RSV infection disrupts iron homeostasis in AECs. (A) RSV infection does not affect the abundance of iron transporter proteins in AECs infected with RSV, as measured by Western blot analysis. n = 3; data are presented as mean ± SD. (B) Transferrin depletion reduces the growth of P. aeruginosa biofilm in RSV CM. Transferrin depletion was achieved by immunoprecipitation of transferrin from CM using an anti-transferrin polyclonal antibody. Western blot analysis was used verify transferrin depletion from CM. Corresponding biofilm growth is shown in Fig. 4B.

Fig. 4.

Transferrin release increases in response to virus infection in vitro and in vivo. (A and B) AECs were infected with RSV or were mock-infected (MEM control) for 72 h and then apical CM was collected. (A) RSV infection increases transferrin abundance in apical CM, as measured by Western blot analysis. (B) Transferrin depletion reduces the growth of P. aeruginosa biofilm in RSV CM. Apical CM was collected from RSV-infected AECs depleted of transferrin by immunoprecipitation (RSV-Tfn IP). P. aeruginosa (GFP) biofilms were grown in transferrin-replete and -depleted RSV CM in static abiotic biofilm assays.
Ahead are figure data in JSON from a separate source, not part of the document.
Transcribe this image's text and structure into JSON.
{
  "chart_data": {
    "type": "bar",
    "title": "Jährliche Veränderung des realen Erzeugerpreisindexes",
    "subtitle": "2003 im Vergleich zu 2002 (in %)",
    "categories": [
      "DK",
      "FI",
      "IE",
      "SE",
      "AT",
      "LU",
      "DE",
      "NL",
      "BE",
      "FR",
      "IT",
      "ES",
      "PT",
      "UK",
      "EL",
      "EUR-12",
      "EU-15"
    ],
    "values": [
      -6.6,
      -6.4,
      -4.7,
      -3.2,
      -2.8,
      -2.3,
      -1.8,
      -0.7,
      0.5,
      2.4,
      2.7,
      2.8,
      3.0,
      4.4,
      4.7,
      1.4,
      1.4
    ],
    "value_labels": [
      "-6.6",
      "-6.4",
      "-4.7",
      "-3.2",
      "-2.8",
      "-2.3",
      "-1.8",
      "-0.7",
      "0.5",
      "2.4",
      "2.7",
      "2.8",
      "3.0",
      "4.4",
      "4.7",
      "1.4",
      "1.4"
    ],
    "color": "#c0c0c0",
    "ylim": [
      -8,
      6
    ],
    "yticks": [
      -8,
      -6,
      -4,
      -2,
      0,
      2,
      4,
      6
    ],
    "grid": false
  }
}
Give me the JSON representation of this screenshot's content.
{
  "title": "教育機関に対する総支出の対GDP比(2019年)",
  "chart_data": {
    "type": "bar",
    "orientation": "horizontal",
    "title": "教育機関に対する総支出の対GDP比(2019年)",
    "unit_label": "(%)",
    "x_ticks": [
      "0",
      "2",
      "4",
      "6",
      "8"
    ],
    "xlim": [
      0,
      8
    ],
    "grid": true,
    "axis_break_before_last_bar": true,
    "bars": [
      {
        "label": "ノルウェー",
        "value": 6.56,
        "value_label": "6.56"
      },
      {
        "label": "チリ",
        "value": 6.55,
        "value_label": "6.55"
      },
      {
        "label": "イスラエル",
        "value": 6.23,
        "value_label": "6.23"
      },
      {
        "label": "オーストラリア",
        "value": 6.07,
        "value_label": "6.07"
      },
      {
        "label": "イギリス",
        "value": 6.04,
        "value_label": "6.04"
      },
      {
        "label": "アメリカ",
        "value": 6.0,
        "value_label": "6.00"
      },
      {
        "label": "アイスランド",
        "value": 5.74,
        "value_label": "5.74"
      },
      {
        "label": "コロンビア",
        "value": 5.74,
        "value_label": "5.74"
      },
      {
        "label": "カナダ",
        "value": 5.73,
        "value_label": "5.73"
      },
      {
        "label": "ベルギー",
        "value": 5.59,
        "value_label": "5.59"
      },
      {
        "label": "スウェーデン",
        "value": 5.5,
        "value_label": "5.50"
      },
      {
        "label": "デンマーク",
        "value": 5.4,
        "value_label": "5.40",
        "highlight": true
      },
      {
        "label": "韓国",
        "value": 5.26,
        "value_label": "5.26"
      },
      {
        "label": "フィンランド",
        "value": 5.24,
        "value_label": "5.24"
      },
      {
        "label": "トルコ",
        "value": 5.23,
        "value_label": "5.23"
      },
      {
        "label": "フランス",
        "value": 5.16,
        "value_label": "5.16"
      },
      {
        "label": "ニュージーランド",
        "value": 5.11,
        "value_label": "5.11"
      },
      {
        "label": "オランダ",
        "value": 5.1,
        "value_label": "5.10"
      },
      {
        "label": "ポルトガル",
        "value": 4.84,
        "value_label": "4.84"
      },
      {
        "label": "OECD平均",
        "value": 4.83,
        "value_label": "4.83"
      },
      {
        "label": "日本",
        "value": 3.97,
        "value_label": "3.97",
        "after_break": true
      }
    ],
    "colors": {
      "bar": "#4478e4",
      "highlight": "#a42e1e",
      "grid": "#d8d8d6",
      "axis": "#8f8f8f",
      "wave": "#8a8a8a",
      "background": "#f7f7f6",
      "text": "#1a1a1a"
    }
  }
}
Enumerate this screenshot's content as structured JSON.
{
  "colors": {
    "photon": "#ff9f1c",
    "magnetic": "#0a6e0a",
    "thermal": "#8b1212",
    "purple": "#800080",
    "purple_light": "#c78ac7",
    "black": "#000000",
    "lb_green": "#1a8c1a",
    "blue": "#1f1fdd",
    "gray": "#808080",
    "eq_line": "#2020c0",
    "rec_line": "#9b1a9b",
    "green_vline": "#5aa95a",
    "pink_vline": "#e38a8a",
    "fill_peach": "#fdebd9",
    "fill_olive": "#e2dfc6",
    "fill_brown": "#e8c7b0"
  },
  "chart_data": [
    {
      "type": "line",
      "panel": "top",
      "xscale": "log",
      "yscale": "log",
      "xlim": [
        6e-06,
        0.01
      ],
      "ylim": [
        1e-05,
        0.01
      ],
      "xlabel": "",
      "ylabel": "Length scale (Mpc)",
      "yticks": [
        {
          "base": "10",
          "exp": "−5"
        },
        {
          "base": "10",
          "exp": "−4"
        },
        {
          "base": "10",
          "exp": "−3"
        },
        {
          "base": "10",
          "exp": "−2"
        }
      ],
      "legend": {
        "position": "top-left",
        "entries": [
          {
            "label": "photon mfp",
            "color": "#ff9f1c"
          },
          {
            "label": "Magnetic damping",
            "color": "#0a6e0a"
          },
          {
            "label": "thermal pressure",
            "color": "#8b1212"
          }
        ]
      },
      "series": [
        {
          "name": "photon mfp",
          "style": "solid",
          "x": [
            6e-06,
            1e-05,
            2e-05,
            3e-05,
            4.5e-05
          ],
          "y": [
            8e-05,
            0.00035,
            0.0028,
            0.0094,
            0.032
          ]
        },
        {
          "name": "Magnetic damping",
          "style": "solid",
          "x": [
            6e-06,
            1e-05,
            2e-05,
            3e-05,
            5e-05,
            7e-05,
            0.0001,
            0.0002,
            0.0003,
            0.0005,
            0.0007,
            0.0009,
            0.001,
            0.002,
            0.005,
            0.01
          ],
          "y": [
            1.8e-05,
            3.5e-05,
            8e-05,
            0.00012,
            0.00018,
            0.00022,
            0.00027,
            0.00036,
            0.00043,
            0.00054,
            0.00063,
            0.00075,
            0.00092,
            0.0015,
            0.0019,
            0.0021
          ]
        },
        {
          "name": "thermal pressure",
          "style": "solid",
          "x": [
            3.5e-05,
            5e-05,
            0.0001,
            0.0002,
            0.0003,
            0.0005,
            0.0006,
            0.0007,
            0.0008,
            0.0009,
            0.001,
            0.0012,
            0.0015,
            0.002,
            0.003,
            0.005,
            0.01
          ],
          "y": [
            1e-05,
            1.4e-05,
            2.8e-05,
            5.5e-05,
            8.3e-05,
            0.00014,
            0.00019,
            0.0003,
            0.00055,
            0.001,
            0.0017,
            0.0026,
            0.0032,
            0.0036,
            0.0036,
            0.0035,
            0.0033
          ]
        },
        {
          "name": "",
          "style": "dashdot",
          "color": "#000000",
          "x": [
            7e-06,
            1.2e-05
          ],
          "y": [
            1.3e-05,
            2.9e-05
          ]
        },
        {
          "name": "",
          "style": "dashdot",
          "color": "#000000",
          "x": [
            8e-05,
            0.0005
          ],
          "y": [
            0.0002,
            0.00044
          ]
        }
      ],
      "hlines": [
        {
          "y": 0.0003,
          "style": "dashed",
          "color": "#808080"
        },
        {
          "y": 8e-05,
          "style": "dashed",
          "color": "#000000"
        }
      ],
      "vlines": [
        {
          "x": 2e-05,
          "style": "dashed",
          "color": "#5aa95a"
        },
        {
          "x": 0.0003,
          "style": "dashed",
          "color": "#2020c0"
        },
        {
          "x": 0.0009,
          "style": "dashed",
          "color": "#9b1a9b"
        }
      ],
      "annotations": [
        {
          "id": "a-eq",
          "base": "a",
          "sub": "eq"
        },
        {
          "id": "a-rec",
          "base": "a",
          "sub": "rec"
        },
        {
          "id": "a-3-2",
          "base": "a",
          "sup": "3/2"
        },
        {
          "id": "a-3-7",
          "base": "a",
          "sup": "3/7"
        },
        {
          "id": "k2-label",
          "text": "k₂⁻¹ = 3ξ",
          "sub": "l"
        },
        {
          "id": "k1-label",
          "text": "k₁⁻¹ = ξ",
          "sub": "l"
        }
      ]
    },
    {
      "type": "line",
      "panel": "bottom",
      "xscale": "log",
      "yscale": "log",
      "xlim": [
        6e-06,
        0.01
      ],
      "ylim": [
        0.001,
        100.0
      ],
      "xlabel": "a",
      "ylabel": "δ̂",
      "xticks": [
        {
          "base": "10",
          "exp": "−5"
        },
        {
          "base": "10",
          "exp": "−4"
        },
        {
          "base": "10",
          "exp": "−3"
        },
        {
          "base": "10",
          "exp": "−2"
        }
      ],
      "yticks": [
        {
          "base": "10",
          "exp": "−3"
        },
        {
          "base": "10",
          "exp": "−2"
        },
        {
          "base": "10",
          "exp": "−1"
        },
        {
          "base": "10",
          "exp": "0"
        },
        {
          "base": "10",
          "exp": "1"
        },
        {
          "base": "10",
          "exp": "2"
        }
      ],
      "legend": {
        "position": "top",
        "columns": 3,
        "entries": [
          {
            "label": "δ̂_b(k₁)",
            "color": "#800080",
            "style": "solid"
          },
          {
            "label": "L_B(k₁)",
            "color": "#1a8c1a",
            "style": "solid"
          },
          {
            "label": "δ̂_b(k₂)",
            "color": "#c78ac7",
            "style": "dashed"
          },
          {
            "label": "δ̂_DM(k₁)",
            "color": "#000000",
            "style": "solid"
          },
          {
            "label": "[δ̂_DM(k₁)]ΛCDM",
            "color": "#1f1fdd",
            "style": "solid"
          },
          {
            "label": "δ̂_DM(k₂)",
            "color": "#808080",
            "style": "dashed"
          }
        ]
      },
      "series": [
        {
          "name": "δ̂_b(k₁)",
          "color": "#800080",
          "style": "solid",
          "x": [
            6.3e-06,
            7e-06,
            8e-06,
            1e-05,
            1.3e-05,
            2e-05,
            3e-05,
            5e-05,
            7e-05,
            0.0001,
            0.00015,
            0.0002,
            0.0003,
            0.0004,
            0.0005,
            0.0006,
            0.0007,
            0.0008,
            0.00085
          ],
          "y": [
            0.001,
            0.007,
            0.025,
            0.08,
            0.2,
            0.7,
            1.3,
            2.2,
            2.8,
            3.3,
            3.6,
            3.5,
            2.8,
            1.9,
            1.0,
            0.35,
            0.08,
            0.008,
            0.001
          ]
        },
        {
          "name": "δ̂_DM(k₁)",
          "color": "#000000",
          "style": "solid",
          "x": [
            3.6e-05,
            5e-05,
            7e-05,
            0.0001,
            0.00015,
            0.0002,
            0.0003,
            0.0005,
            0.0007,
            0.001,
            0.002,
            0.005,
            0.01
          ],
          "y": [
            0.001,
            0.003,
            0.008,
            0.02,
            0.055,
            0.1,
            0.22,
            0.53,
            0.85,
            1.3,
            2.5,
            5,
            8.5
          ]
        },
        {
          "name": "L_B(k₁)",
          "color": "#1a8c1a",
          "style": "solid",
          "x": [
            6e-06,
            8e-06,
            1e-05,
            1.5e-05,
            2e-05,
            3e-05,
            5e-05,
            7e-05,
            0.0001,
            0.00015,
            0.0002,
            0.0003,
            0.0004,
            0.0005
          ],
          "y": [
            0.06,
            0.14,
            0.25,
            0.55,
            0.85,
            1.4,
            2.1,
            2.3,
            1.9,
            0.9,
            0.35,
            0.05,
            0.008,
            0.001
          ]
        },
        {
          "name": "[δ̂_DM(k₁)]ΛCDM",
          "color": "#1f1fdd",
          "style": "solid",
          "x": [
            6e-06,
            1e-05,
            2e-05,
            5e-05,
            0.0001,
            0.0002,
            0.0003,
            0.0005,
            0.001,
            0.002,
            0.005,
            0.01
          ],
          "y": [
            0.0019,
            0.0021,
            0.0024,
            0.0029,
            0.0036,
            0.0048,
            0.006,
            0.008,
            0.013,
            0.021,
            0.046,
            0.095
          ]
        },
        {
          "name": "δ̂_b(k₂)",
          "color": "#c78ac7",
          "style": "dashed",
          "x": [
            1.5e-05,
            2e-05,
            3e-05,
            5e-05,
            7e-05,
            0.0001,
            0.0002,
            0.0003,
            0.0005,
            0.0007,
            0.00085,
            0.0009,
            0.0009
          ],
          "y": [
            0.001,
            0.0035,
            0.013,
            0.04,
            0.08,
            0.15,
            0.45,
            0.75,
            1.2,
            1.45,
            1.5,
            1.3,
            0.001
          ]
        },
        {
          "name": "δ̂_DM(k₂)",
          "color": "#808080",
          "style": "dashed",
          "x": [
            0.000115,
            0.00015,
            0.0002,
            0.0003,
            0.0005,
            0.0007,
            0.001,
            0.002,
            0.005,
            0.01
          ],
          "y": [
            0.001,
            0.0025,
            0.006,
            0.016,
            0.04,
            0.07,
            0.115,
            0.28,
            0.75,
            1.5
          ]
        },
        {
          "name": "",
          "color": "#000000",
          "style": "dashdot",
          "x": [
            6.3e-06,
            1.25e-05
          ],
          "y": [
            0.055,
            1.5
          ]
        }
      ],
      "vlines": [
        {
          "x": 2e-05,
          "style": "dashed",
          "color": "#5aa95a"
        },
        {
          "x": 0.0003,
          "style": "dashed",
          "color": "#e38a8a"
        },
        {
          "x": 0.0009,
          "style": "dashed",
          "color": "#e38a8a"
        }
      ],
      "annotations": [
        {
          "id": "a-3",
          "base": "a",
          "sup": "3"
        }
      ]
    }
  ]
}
Biofilm biomass was quantified using Nikon Elements (grid unit = 8.5 μm). (C and D) Total iron (C) and transferrin abundance (D) were increased in BALF recovered from neonatal mice infected with RSV or mock-infected (PBS control) for the indicated number of days postinfection (dpi), as measured by iron assay or Western blot analysis, respectively. Horizontal lines indicate mean values. Alb, albumin; RSV, RSV infection; Tfn, transferrin. All experiments were repeated, with at least four mice per group; *P < 0.05.

Fig. S9.

BALF recovered from neonatal mice infected with RSV stimulates the growth of P. aeruginosa biofilm. (A) Iron release over the time course of RSV infection in vivo. Mice were infected with RSV for 7 d, and at 2–7 dpi BALF was collected and assayed for iron content. n = 4 or 5 mice per treatment group. (B) P. aeruginosa (GFP) biofilms grown in BALF recovered from neonatal mice infected with RSV 5 dpi in static abiotic biofilm assays. Biofilm biomass was quantified using Nikon Elements (grid unit = 7.5 μm). (C) Lung pathology in mice following RSV infection. Mice were infected with RSV for 7 d; then lungs were harvested, sliced, and stained with H&E. Each panel represents an individual mouse from the indicated group. (Scale bar, 25 μm.) (D) At 2 and 7 dpi BALF was collected and assayed for protein content by Bradford assay. n = 4 or 5 mice per treatment group. Means are not significantly different from PBS controls. *P < 0.05.

Fig. S10.

Proposed model for RSV-induced growth of P. aeruginosa biofilm in the lung. Respiratory virus infection and the subsequent induction of IFN signaling pathways results in the increased formation of bacterial biofilm by a mechanism of dysregulated host nutritional immunity mechanisms, leading to increased release of iron-bound transferrin during virus infection. The release of transferrin promotes the transition of P. aeruginosa to a biofilm mode of growth.